Kim: Wow! I really feel I’ve learnt so much about what it’s like to have dyslexia. I have one final question: What would you like teachers to do to help dyslexic children do their best?
Emma: Many people think that schools and teachers need to invest tonnes of money into specialist equipment and private tutors the moment anyone mentions dyslexia, actually there are some very simple things you can do to help us that don’t cost anything other than a little understanding.
1. Please do not ask us to read out loud to the class, or if you’d like us to read a passage please make it only a sentence or two. The thought of having to read out a passage of text to an audience is very stressful for us and it’s that stress and anxiety that can make dyslexia worse.
2. We can be very forgetful like remembering pens, pencils so please be patient with us. Encourage us to carry a notepad so we can make lists of things that we need to bring and remind us about things.

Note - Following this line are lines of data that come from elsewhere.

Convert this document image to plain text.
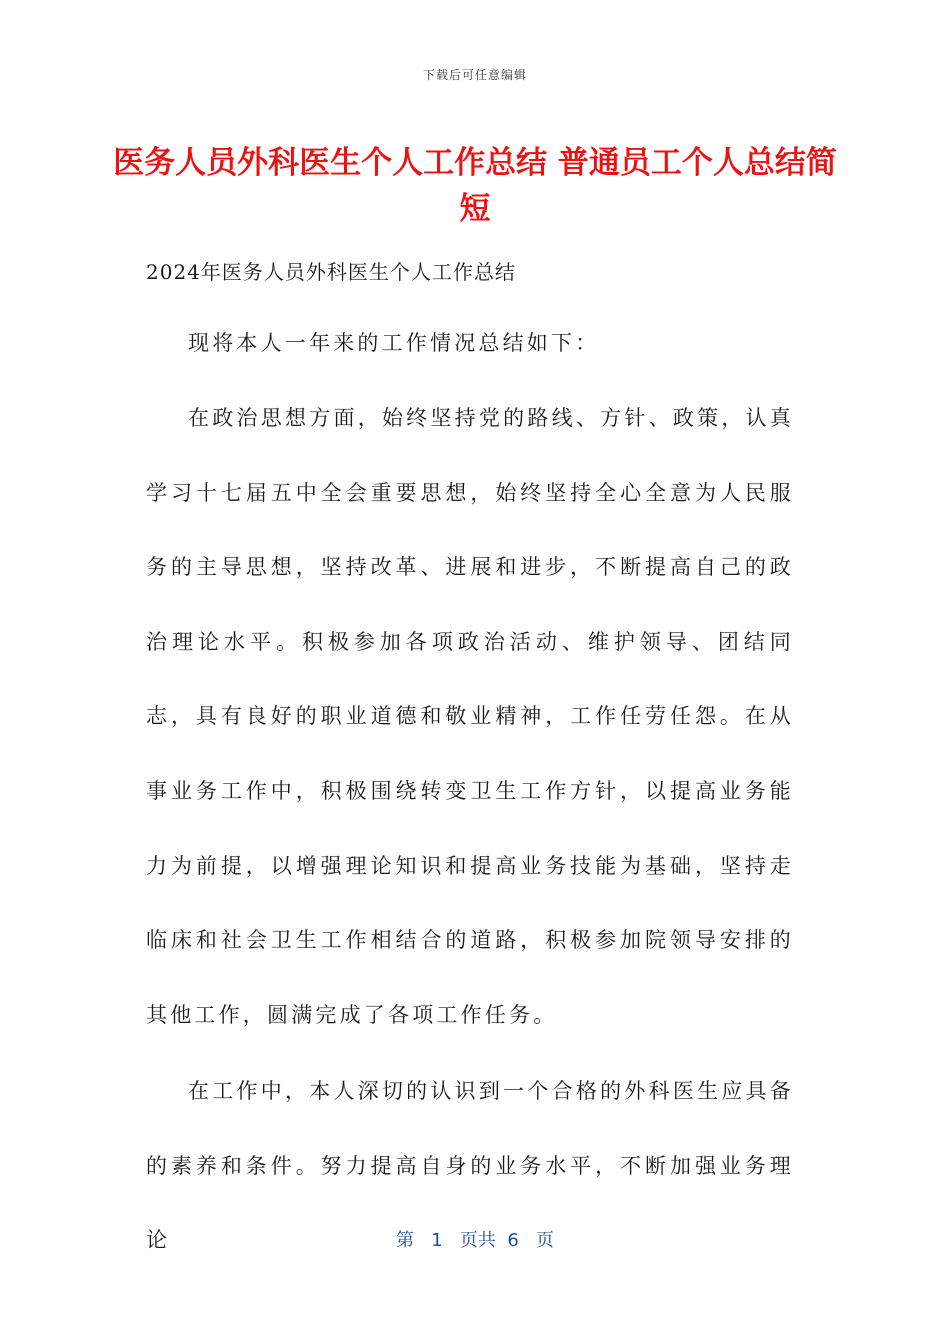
下载后可任意编辑
医务人员外科医生个人工作总结 普通员工个人总结简短

2024年医务人员外科医生个人工作总结

现将本人一年来的工作情况总结如下：

在政治思想方面，始终坚持党的路线、方针、政策，认真学习十七届五中全会重要思想，始终坚持全心全意为人民服务的主导思想，坚持改革、进展和进步，不断提高自己的政治理论水平。积极参加各项政治活动、维护领导、团结同志，具有良好的职业道德和敬业精神，工作任劳任怨。在从事业务工作中，积极围绕转变卫生工作方针，以提高业务能力为前提，以增强理论知识和提高业务技能为基础，坚持走临床和社会卫生工作相结合的道路，积极参加院领导安排的其他工作，圆满完成了各项工作任务。

在工作中，本人深切的认识到一个合格的外科医生应具备的素养和条件。努力提高自身的业务水平，不断加强业务理论	第 1 页共 6 页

3. Please don’t think we’re lazy. Dyslexics usually have above-average intelligence - yes, we might take a little longer writing or reading something but we’ll get there in the end! The worst thing you can do is ruin our confidence or put pressure on us.
4. Try and let us give an answer verbally rather than written, most of the time we will know the answer and can verbally tell you but find it hard to write it. If we are having trouble writing what we’re thinking give us a little extra time and ask us at first to just bullet-point what we’re thinking. By putting our ideas onto the page in bullet points, we can then write short, sharp sentences and then restructure it in a written format.
5. Give us notes before the lesson starts. One of the problems I had at school was trying to listen and understand what the teacher was saying while also trying to copy what they were writing on the board at the same time. That is incredibly stressful for us and we’ll spend so much time trying to keep up with copying from the board that we won’t pay attention to what the teacher is saying. Please give students a print out of the notes for the lesson and ask them to highlight and write quick notes on the important parts of the lesson.
6. Ensure questions and instructions are short, sharp and very direct. If we have a large piece of information to digest it can be overwhelming so we might need help to break the question down into manageable pieces so we know what’s required of us.
7. Probably the most important thing you can do is give us praise! There’s no pre-test for dyslexia so students with dyslexia will already be struggling with their self-confidence because they have found learning hard. So probably the most important thing you can do is build up their confidence and self-esteem. Once they have that the rest should slot into place.
Kim: Thank you so much for talking with me, Emma.
Emma: That’s no problem! It was great talking to you!